In Example 1, different amounts of application of the first adhesive layer made of different adhesive material was used to prepare Example 2 (see FIG. 7) and Example 3 (see FIG. 8). In Example 1, the first adhesive layer was eliminated to prepare Comparative Example 1, and the hook components were eliminated to prepare Comparative Example 2 (see FIG. 6). In Example 2, the hook components were eliminated to prepare Comparative Example 3 (see FIG. 7). In Example 3, the hook components were eliminated to prepare Comparative example 4 (see FIG. 8). In Example 1, the height of the hook components and the adhesive material were changed to prepare Examples 4, 5 (see FIG. 9). A commercial product having no hook component (“Sofi Hadaomoi (registered trademark) soft type 25 cm” available from Unicharm Corporation) (assumed to use hot melt as an adhesive layer) was used as Comparative Example 5 (see FIG. 9).

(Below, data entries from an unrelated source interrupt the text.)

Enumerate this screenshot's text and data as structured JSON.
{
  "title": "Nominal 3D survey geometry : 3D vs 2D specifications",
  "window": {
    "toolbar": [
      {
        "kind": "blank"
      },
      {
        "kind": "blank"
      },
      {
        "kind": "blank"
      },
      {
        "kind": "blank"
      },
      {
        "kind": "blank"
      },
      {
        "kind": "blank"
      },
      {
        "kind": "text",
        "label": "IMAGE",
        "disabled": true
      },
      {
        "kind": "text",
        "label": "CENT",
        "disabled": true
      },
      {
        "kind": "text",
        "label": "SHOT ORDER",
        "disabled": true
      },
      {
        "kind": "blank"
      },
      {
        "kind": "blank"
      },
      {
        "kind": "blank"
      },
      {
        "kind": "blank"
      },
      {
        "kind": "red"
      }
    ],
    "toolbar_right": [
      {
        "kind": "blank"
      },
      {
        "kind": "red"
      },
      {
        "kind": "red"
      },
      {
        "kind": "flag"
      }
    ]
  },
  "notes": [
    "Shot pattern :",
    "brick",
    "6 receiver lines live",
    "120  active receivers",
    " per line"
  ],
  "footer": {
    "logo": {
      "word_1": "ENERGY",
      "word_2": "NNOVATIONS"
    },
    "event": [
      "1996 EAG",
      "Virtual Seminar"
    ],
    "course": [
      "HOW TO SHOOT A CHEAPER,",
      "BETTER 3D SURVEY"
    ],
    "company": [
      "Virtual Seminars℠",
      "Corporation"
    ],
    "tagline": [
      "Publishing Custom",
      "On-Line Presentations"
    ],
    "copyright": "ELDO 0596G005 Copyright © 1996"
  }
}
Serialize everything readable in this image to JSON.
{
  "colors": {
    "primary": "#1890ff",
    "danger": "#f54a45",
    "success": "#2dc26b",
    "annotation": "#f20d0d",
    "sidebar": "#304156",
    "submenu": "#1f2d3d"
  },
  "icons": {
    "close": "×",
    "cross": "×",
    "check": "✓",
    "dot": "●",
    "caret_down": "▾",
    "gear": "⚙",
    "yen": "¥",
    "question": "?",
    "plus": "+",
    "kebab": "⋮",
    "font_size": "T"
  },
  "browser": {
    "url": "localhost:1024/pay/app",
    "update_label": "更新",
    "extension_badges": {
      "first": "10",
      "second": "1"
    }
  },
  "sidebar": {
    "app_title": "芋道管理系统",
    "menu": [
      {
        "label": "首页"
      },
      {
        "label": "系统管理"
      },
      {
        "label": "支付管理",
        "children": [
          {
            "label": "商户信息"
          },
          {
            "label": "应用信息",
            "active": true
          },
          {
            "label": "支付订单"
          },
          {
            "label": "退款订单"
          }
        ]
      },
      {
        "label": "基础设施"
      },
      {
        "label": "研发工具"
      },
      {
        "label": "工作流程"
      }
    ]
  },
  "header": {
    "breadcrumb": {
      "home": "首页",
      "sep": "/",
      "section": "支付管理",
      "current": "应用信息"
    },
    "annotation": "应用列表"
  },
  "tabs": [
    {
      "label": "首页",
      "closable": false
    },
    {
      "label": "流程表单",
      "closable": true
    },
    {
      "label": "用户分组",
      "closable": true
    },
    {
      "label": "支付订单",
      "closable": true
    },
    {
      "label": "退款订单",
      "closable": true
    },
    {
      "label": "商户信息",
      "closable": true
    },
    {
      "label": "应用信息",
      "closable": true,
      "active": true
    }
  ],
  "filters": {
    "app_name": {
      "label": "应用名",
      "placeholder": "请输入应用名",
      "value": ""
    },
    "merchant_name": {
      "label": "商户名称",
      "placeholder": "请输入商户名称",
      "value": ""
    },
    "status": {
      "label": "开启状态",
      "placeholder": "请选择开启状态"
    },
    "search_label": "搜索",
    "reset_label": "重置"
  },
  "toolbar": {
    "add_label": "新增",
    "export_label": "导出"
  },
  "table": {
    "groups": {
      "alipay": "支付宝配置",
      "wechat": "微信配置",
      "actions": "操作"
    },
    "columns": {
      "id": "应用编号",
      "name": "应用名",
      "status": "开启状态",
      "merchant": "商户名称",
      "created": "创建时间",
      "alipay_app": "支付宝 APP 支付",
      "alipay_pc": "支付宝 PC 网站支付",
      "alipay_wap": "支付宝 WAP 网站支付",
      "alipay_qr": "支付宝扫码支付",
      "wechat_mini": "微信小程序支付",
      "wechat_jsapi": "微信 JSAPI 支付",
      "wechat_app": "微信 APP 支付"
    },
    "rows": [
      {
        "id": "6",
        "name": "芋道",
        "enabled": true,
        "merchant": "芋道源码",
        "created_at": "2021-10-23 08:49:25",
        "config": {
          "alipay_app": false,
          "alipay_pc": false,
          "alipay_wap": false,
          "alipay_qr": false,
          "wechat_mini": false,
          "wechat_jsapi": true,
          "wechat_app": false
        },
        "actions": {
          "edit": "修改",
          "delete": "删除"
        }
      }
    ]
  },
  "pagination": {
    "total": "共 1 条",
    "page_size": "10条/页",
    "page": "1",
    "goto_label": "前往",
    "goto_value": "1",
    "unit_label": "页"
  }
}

For Examples 1 to 5 and Comparative Examples 1 to 5 described above, the magnitude of noise generated at peeling was measured. In the measurement, the connecting sheets in Examples 1 to 5 and Comparative Examples 1 to 5 were fixed to a napkin, and the napkin was connected to underwear via the underwear via each of the connecting sheets. Then, noise generated when the napkin was peeled from the underwear by hand was measured. The noise measurement was performed using a precision noise meter device manufactured by Lion Corporation. In the measurement, the magnitude (dB) of noi se at each frequency of 31.5 to 8000 Hz was measured. FIG.

6 to FIG. 9 illustrate measurement results.

The frequencies of noise recognized as noise by the user is in the range of 500 to 4000 Hz. In FIG. 6 to FIG. 8, the results of Examples 1 to 3 at the frequencies are hatched. At the frequencies, FIG. 6 demonstrates that noise of Example 1 is smaller than noise in Comparative Example 1 and Comparative Example 2, and the relation as illustrated in the graph in FIG. 4 holds. Similarly, in Example 2 in FIG. 7 and Example 3 in FIG. 8, the relation as illustrated in the graph in FIG. 4 holds.